25 aprile, 2011

Del Primo Maggio, grappe e Barbera.


Percorrendo la strada che da Neive conduce a Barbaresco e poi ad Alba, verso sera, hai la ferma convinzione che l'abbia fatta Dio dopo una bottiglia di Nebbiolo. Che il Nebbiolo ha in sè la nebbia ed il sole, lui si presta a tutto, di qua delle colline diventa Barbaresco, di là Barolo, come se nel giro di una salita si potesse essere prima Bartali e poi Coppi. Le colline sono rigate poi della meticolosa cura dei filari, che ridisegna le curve e dà loro colore, ora verde cupo ora chiarissimo, di primavera e germogli.
A Neive, borgo grazioso, la cortesia profonda di un barista ci porta a visitare un micro museo dedicato alla memoria di Romano Levi, figlio di Serafino, di origine alto lombarda a ancora prima quella che il patronimico tradisce ampiamente. Romano era un'istituzione, produceva artigianalmente qualche migliaio di grappe all'anno, poche a dispetto della qualità immensa, tanto che per accaparrarsene qualcuna bisognava, come ci dice l'amico, "insistere più volte...Romano...ti ricordi poi..? E lui...sì sì poi vediamo". Ma la particolarità era anche che le etichette delle sue grappe erano tutte fatte a mano, disegnate da lui. La "donna selvatica" era il tema principale, un archetipo di donna contadina forte - poi la dedica, spesso un "Grazie per esserci incontrati" che fa commuovere. Romano se n'è andato due anni fa, anziano e irreprensibile. Una volta si è accorto che lo copiavano e lui ha fatto causa "ai veneti". Perchè lui imbottigliava a mano e il tappo cosí finisce sempre che si piazza in altezze diverse del collo della bottiglia. Invece quelle duecento bottiglie dei veneti "erano tutte uguali". Persino i fiammiferi per l'alambicco dovevano essere quelli e non altri. L'inividualità, l'unicità erano valori per Romano. E la socialità, "lui le vinacce non buone le comprava lo stesso, perchè il contadino gliele aveva portate...e poi le buttava via". Al Belbo da Bardon, trattoria monferrina, ci accoglie una teca di opere, perchè di questo si tratta, di Romano.

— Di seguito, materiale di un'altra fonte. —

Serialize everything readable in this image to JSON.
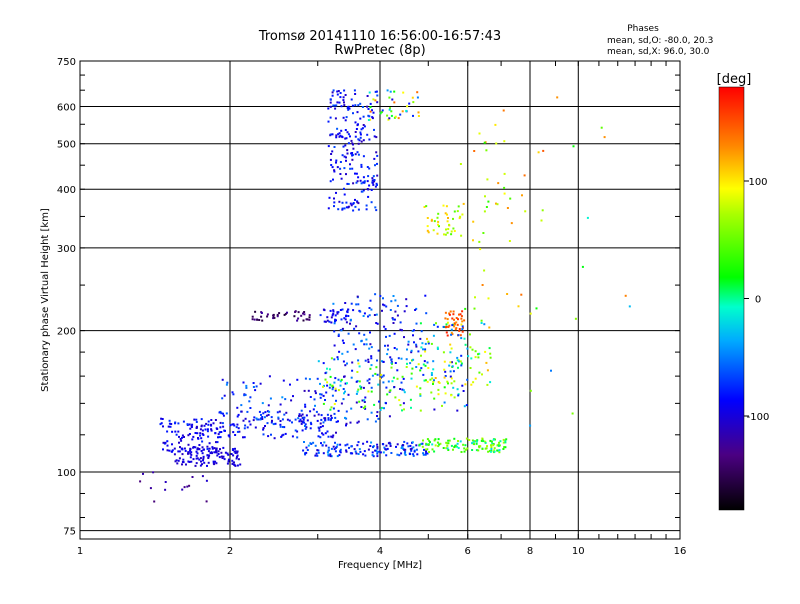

In ogni bottiglia la dedica all'oste prediletto. Sono convinto di essere, come dire, nel posto giusto, e ancora piú vedendo arrivare da osti gioviali ed appassionati prima una Barbera che sapeva di cuoio ed inchiostro "di un piccolo produttore qui vicino" (santo produttore) e poi in sequenza pollo marinato al moscato, vitello tonnato, flan di asparagi, poi raviolini del plín senza eguali e tagliolini con asparagi deliziosi, e ancora coniglio grigio al forno che si scioglieva.
Pare che qui sia nata l'Arcigola. Ci credo. In chiusura agli osti racconto di Levi e loro si commuovono. "E' morto due anni fa, il Primo Maggio. È triste, ma per noi di Sinistra è un bel giorno per morire".